After completing his very thorough legal studies, he had practised as an advocate in Holland and Zeeland. An early defender of civil and religious freedom, he had been brought at an early day into contact with William the Silent, who recognized his ability. He had borne a snap-hance on his shoulder as a volunteer in the memorable attempt to relieve Haarlem, and was one of the few survivors of that bloody night. He had stood outside the walls of Leyden in company of the Prince of Orange when that magnificent destruction of the dykes had taken place by which the city had been saved from the fate impending over it. At a still more recent period we have seen him landing from the gun-boats upon the Kowenstyn, on the fatal 26th May. These military adventures were, however, but brief and accidental episodes in his career, which was that of a statesman and diplomatist. As pensionary of Rotterdam, he was constantly a member of the General Assembly, and had already begun to guide the policy of the new commonwealth.
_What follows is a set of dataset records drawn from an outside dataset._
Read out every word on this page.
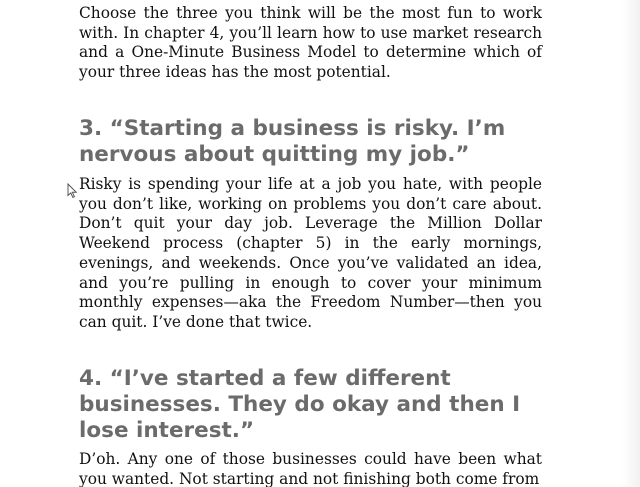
Choose the three you think will be the most fun to work with. In chapter 4, you’ll learn how to use market research and a One-Minute Business Model to determine which of your three ideas has the most potential.

3. “Starting a business is risky. I’m nervous about quitting my job.”

Risky is spending your life at a job you hate, with people you don’t like, working on problems you don’t care about. Don’t quit your day job. Leverage the Million Dollar Weekend process (chapter 5) in the early mornings, evenings, and weekends. Once you’ve validated an idea, and you’re pulling in enough to cover your minimum monthly expenses—aka the Freedom Number—then you can quit. I’ve done that twice.

4. “I’ve started a few different businesses. They do okay and then I lose interest.”

D’oh. Any one of those businesses could have been what you wanted. Not starting and not finishing both come from
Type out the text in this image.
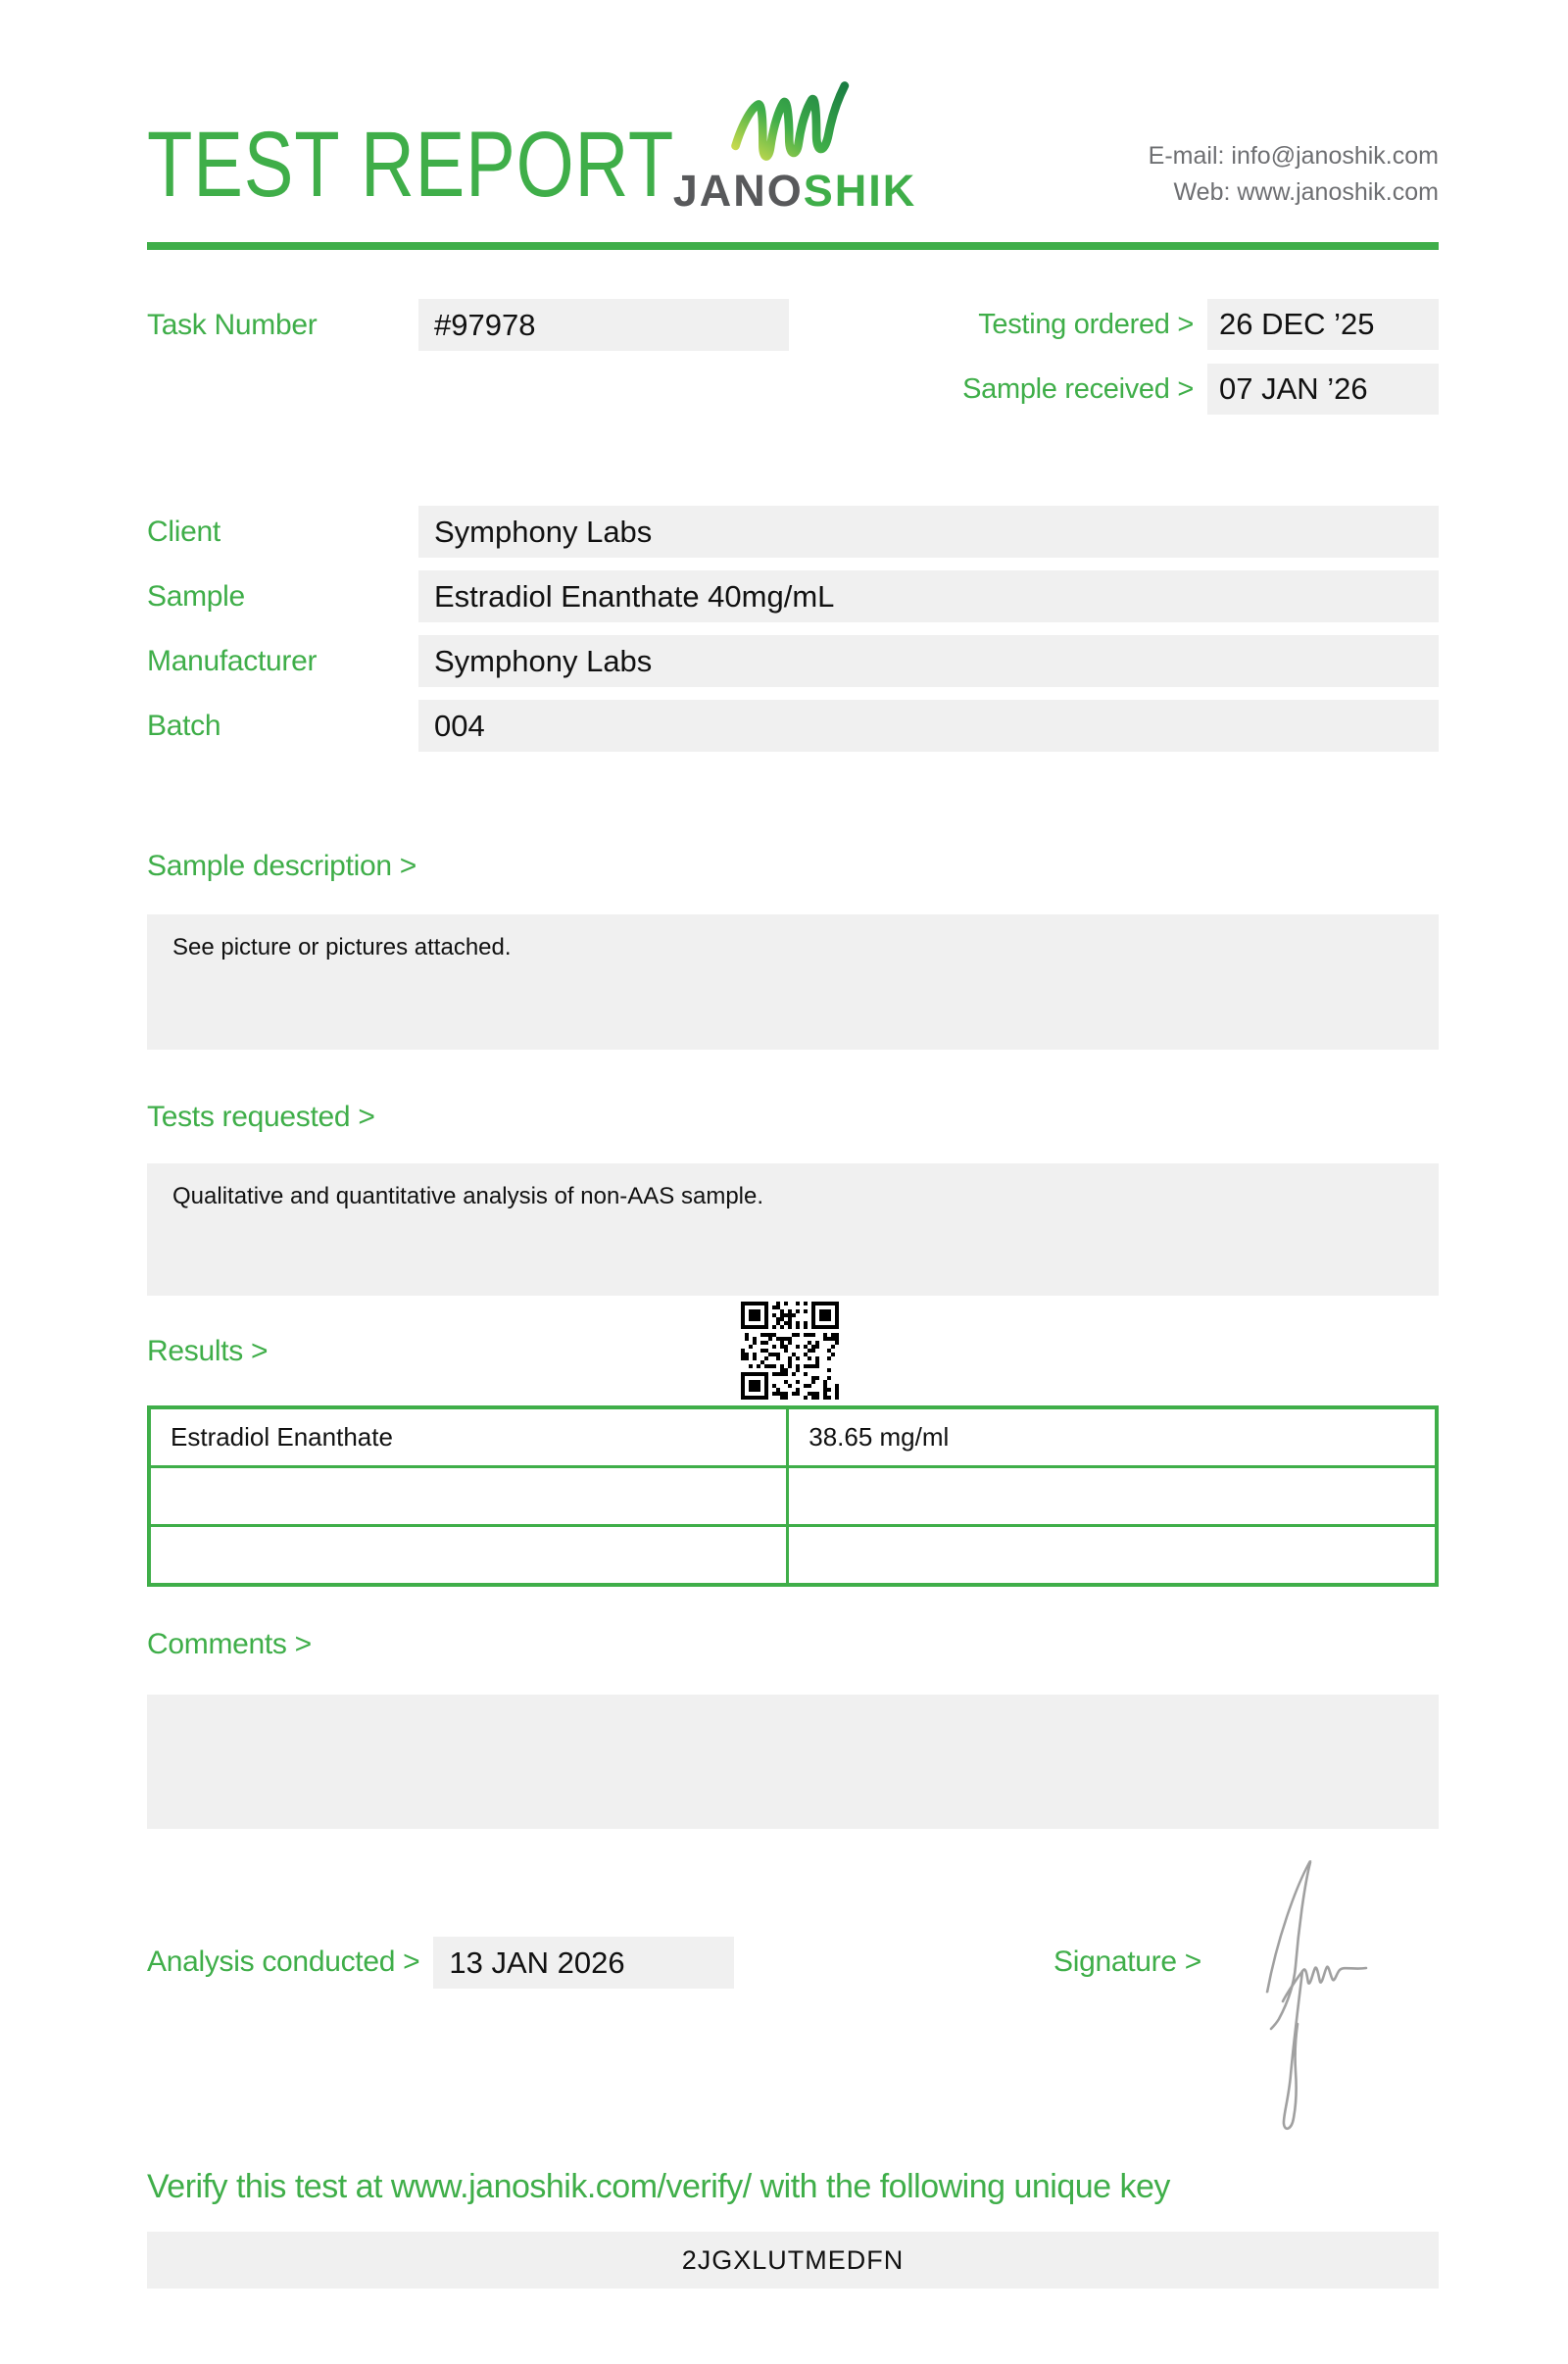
TEST REPORT
JANOSHIK
E-mail: info@janoshik.com
Web: www.janoshik.com
Task Number	#97978	Testing ordered > 26 DEC ’25
Sample received > 07 JAN ’26
Client	Symphony Labs
Sample	Estradiol Enanthate 40mg/mL
Manufacturer	Symphony Labs
Batch	004
Sample description >
See picture or pictures attached.
Tests requested >
Qualitative and quantitative analysis of non-AAS sample.
Results >
Estradiol Enanthate	38.65 mg/ml

Comments >
Analysis conducted > 13 JAN 2026	Signature >
Verify this test at www.janoshik.com/verify/ with the following unique key
2JGXLUTMEDFN
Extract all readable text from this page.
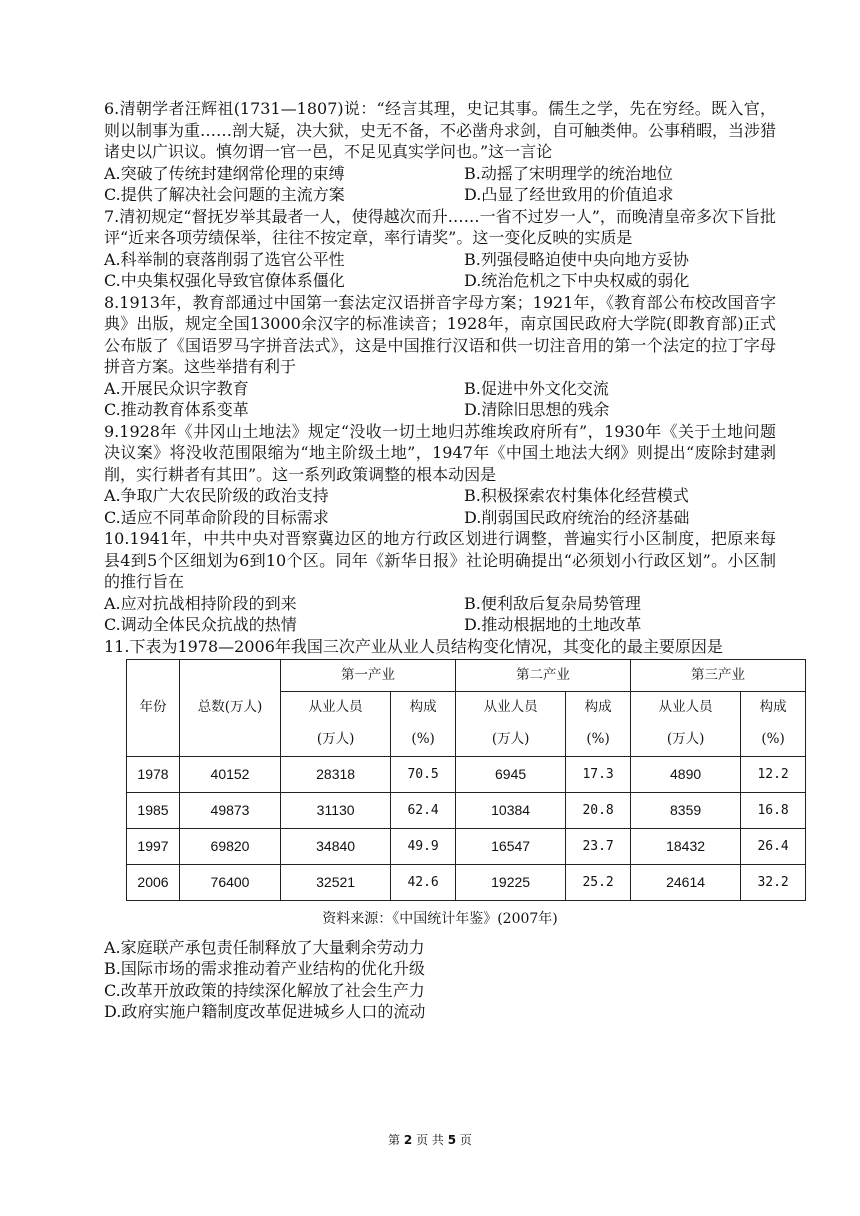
6.清朝学者汪辉祖(1731—1807)说：“经言其理，史记其事。儒生之学，先在穷经。既入官，则以制事为重……剖大疑，决大狱，史无不备，不必凿舟求剑，自可触类伸。公事稍暇，当涉猎诸史以广识议。慎勿谓一官一邑，不足见真实学问也。”这一言论
A.突破了传统封建纲常伦理的束缚	B.动摇了宋明理学的统治地位
C.提供了解决社会问题的主流方案	D.凸显了经世致用的价值追求
7.清初规定“督抚岁举其最者一人，使得越次而升……一省不过岁一人”，而晚清皇帝多次下旨批评“近来各项劳绩保举，往往不按定章，率行请奖”。这一变化反映的实质是
A.科举制的衰落削弱了选官公平性	B.列强侵略迫使中央向地方妥协
C.中央集权强化导致官僚体系僵化	D.统治危机之下中央权威的弱化
8.1913年，教育部通过中国第一套法定汉语拼音字母方案；1921年，《教育部公布校改国音字典》出版，规定全国13000余汉字的标准读音；1928年，南京国民政府大学院(即教育部)正式公布版了《国语罗马字拼音法式》，这是中国推行汉语和供一切注音用的第一个法定的拉丁字母拼音方案。这些举措有利于
A.开展民众识字教育	B.促进中外文化交流
C.推动教育体系变革	D.清除旧思想的残余
9.1928年《井冈山土地法》规定“没收一切土地归苏维埃政府所有”，1930年《关于土地问题决议案》将没收范围限缩为“地主阶级土地”，1947年《中国土地法大纲》则提出“废除封建剥削，实行耕者有其田”。这一系列政策调整的根本动因是
A.争取广大农民阶级的政治支持	B.积极探索农村集体化经营模式
C.适应不同革命阶段的目标需求	D.削弱国民政府统治的经济基础
10.1941年，中共中央对晋察冀边区的地方行政区划进行调整，普遍实行小区制度，把原来每县4到5个区细划为6到10个区。同年《新华日报》社论明确提出“必须划小行政区划”。小区制的推行旨在
A.应对抗战相持阶段的到来	B.便利敌后复杂局势管理
C.调动全体民众抗战的热情	D.推动根据地的土地改革
11.下表为1978—2006年我国三次产业从业人员结构变化情况，其变化的最主要原因是
年份	总数(万人)	第一产业		第二产业		第三产业	
		从业人员	构成	从业人员	构成	从业人员	构成
		(万人)	(%)	(万人)	(%)	(万人)	(%)
1978	40152	28318	70.5	6945	17.3	4890	12.2
1985	49873	31130	62.4	10384	20.8	8359	16.8
1997	69820	34840	49.9	16547	23.7	18432	26.4
2006	76400	32521	42.6	19225	25.2	24614	32.2
资料来源：《中国统计年鉴》(2007年)
A.家庭联产承包责任制释放了大量剩余劳动力
B.国际市场的需求推动着产业结构的优化升级
C.改革开放政策的持续深化解放了社会生产力
D.政府实施户籍制度改革促进城乡人口的流动
第 2 页 共 5 页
His experience was considerable, and he was now in the high noon of his vigour and his usefulness.
He was a man of noble and imposing presence, with thick hair pushed from a broad forehead rising dome-like above a square and massive face; a strong deeply-coloured physiognomy, with shaggy brow, a chill blue eye, not winning but commanding, high cheek bones, a solid, somewhat scornful nose, a firm mouth and chin, enveloped in a copious brown beard; the whole head not unfitly framed in the stiff formal ruff of the period; and the tall stately figure well draped in magisterial robes of velvet and sable—such was John of Olden-Barneveld.
The Commissioners thus described arrived at Greenwich Stairs, and were at once ushered into the palace, a residence which had been much enlarged and decorated by Henry VIII.